The Freedom From Religion Foundation is strongly protesting a Florida school board’s habit of regularly praying.
The Duval County Public School Board starts each of its monthly meetings with a prayer. Its agenda always lists an invocation or a thought of the day at the start, prior to reciting the pledge of allegiance.
Public school boards cannot schedule or conduct prayers as part of their meetings, FFRF contends.
“Federal courts have struck down school board practices that include this religious ritual,” FFRF Staff Attorney Andrew Seidel wrote to the Duval County School Board on May 3. “The U.S. Supreme Court has continually and consistently struck down prayers at school-sponsored events.”
Students, parents and members of the public have the right (and often have reason) to participate in school board meetings. Nearly 30 percent of Americans practice a minority religion or no religion at all, with almost 24 percent of adults and 35 percent of millennials identifying as nonreligious. It is coercive, embarrassing and intimidating for nonreligious citizens to be required to make a public showing of their nonbelief or to be forced to show obeisance to a creed they don’t believe in.

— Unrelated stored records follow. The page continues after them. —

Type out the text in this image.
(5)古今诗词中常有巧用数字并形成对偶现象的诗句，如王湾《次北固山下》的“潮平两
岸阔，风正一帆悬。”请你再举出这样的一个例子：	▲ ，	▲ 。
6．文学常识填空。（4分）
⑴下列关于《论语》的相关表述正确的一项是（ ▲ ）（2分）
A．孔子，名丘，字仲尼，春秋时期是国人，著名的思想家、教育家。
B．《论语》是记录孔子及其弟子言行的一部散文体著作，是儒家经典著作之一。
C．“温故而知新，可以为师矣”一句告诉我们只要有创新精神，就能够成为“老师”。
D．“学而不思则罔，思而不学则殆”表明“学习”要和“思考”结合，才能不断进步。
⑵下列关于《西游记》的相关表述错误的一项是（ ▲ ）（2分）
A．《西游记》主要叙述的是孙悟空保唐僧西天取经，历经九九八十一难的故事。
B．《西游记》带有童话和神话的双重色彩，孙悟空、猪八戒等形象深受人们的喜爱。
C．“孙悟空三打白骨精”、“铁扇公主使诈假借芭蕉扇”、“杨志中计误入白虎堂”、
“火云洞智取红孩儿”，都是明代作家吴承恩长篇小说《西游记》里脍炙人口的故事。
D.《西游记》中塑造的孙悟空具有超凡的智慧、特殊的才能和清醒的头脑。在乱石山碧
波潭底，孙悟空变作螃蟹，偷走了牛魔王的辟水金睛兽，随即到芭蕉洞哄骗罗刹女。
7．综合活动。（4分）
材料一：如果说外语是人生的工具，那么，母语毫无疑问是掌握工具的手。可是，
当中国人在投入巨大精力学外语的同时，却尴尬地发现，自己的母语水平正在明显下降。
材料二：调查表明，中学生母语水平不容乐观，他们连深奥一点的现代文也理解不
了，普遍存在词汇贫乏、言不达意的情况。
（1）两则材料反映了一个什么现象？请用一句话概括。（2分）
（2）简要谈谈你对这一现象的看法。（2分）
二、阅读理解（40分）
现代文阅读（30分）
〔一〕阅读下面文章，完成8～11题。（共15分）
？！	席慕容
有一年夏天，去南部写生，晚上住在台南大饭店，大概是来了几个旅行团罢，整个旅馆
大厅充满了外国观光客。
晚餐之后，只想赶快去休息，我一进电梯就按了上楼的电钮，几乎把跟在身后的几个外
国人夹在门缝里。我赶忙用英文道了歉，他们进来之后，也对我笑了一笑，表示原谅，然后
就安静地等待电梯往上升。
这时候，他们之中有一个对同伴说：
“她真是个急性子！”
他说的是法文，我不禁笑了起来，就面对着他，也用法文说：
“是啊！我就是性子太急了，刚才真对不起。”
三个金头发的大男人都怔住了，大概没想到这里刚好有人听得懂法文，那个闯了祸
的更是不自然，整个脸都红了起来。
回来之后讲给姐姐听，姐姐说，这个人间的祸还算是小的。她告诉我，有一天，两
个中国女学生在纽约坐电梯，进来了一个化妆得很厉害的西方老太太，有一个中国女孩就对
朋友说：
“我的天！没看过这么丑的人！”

FFRF asserts that having school board members, parents, students and members of the public pray is unconstitutional. It asks the board to immediately refrain from scheduling prayers to uphold the right of conscience embodied in the First Amendment. Board members are free to pray privately or worship on their own time. But the school board cannot lend its power and prestige to religion.
“We have no objection to a ‘thought for the day’ so long as it’s not an euphemism for promoting religion,” says FFRF Co-President Annie Laurie Gaylor. “School board members should be encouraged to think—since the purpose of public schools is educational—but not to pray.”
After FFRF’s initial letter, the Christian advocacy legal group Liberty Counsel issued a specious response that Seidel effectively refutes.
“Religious law firms like Liberty Counsel exist to push their own agenda,” he writes in a May 16 letter to the Duval County School Board. “FFRF simply wants to ensure the board abides by the Constitution by stopping the prayers.”
The Freedom From Religion Foundation is dedicated to the separation of state and church, with 23,700 nonreligious members, including more than 1,200 in Florida, as well as a chapter (Central Florida Freethought Community) in the state.